For the past few summers and winter breaks, I’ve worked as a marketing intern at a small, elite, and very intense engineering college outside of Boston. That’s the school’s entire focus: engineering. That's the only thing you can get a degree in.
Students came from all over the country and as far away as China, India and South Korea to research and build cutting edge mechanical and technical advancements.
I felt, easily, like the dumbest person on the entire campus.
This is not entirely new. I’ve struggled with “left brain” subjects my whole life; every piece of science and math homework was met with screaming, tutors and several breaks to drink some cold water and calm the hell down. Even the macroeconomics class I took sophomore year of college required a weekly meltdown call to my father because I needed his help to understand Keynesian models. It was very un-feminist.
Part of my job at the college was to write weekly blogs about the engineering projects students were working on. And I got so, so sick of not understanding a word out of their mouths, or when a bunch of punk-ass seventeen-year-olds laughed at me when I asked what a Raspberry Pi was. (For the record, it’s a mini-motherboard. It’s cute.)
So I started taking a coding class online during my lunch breaks.
I loved it. I loved learning Ruby at my own pace, with no grades or pressure about where my competency level “should” be, because I was already the slowest person in ten square miles! I loved that for once, numbers were doing what I wanted them to, instead of flipping places and becoming blurry when I looked at them or when some teacher inconsiderately lined them into complicated algebra equations.
Most of all, I liked learning about something besides character arcs and "this symbolizes that the author hates his father". I felt a part of me was engaged in learning in a way it had never been before, and in turn, my confidence in my place in the STEM world grew.

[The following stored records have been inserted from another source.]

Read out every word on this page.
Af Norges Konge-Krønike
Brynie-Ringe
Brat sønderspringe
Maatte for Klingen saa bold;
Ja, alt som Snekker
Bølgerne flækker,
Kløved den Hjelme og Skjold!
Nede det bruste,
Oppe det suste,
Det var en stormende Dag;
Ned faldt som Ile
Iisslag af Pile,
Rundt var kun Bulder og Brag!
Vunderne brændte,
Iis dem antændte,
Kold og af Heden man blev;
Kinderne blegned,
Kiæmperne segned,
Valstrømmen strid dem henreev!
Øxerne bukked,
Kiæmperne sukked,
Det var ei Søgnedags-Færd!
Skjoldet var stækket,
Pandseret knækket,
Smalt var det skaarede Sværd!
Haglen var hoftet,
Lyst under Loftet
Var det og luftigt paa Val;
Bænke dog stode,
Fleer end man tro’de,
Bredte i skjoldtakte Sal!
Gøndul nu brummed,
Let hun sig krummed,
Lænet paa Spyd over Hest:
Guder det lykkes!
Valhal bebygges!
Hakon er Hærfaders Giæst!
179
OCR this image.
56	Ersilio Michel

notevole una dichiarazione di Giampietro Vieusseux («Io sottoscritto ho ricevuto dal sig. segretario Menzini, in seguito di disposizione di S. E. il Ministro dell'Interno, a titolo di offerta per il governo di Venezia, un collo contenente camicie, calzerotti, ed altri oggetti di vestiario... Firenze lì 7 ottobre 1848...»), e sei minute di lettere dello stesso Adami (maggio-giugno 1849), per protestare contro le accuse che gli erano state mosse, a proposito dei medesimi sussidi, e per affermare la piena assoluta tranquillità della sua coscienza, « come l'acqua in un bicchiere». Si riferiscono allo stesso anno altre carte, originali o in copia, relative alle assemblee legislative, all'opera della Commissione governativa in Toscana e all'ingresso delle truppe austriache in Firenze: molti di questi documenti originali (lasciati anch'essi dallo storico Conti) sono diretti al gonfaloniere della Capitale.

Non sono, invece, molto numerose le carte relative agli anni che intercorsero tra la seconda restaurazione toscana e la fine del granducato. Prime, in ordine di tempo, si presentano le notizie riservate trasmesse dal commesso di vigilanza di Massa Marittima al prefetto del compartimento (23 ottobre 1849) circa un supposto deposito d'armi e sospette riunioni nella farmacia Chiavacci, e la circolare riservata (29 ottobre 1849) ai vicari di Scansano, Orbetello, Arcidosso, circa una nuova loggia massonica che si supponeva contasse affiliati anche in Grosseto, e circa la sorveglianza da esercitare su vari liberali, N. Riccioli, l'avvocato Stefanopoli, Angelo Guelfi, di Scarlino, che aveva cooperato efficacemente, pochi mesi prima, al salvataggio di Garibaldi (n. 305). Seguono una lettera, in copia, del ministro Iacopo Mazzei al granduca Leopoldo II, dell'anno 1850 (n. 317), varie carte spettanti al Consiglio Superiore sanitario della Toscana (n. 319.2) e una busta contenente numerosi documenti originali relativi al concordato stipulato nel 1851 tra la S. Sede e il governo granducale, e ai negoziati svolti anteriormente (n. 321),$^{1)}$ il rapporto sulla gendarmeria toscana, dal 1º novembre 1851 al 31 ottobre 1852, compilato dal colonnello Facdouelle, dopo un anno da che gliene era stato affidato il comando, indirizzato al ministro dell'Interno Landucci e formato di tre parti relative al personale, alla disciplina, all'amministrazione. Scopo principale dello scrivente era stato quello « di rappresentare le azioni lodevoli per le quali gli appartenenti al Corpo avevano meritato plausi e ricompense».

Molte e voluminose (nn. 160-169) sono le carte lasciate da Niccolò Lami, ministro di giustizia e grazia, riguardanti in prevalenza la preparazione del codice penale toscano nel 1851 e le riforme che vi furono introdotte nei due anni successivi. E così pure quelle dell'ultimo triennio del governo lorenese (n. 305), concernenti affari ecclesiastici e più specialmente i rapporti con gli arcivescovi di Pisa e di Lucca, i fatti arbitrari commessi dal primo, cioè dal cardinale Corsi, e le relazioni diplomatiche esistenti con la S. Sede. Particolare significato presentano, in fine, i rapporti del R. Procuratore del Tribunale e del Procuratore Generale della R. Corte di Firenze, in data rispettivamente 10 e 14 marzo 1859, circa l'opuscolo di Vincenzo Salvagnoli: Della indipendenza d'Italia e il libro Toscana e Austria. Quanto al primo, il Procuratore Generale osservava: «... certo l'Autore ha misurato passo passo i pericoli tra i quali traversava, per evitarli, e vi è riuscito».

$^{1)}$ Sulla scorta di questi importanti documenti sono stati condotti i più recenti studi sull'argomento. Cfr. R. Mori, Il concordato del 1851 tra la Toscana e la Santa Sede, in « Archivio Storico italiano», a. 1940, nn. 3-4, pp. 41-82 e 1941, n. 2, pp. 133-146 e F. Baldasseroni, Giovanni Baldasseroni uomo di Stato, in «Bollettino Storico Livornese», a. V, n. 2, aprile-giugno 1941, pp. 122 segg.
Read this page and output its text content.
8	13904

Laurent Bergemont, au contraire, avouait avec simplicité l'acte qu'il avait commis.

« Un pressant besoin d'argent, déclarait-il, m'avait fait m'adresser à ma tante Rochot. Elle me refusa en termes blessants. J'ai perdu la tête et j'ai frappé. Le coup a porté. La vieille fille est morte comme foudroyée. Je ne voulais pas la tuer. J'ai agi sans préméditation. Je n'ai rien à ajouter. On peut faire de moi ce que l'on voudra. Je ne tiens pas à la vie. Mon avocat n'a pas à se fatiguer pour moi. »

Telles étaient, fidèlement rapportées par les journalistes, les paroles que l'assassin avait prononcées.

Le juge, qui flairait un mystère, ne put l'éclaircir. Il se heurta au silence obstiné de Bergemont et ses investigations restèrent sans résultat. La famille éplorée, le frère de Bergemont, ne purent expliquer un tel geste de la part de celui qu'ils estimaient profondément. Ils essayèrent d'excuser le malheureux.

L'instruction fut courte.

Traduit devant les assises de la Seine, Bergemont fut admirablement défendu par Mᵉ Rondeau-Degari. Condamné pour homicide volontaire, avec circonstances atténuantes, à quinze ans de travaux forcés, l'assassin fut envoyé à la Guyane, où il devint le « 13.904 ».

At the same time I was starting to feel less out of place, I saw the students I was sent to report on giving rushed, mumbling presentations. They rattled off numbers but stared blankly when asked to break them down into layman's terms. Their PowerPoints were in 10-point font that gave you a headache to read. They’d fallen victim to the same thinking I had, but in reverse; that the world didn’t need them to learn communication skills or engaging writing because they were majoring in a STEM field.
Something I learned, long before my brief foray into the Silicon world, is that the idea of an analytical left brain and a creative right one isn’t a scientific fact. It’s a metaphor, a story that has gradually been accepted as a given truth (writers tend to do that - present company included.)
But people can’t survive with only one half of their brain running. We’re not dolphins. Likewise, the world, the citizens of the 21st century, can’t survive, let alone flourish, if we force people to pick an educationjust in STEM or just in liberal arts. So writing majors should learn some coding. Physics students should take an Art and Design class. Technical and creative arts education shouldn't be mutually exclusive. In fact, people thrive when the two are put together.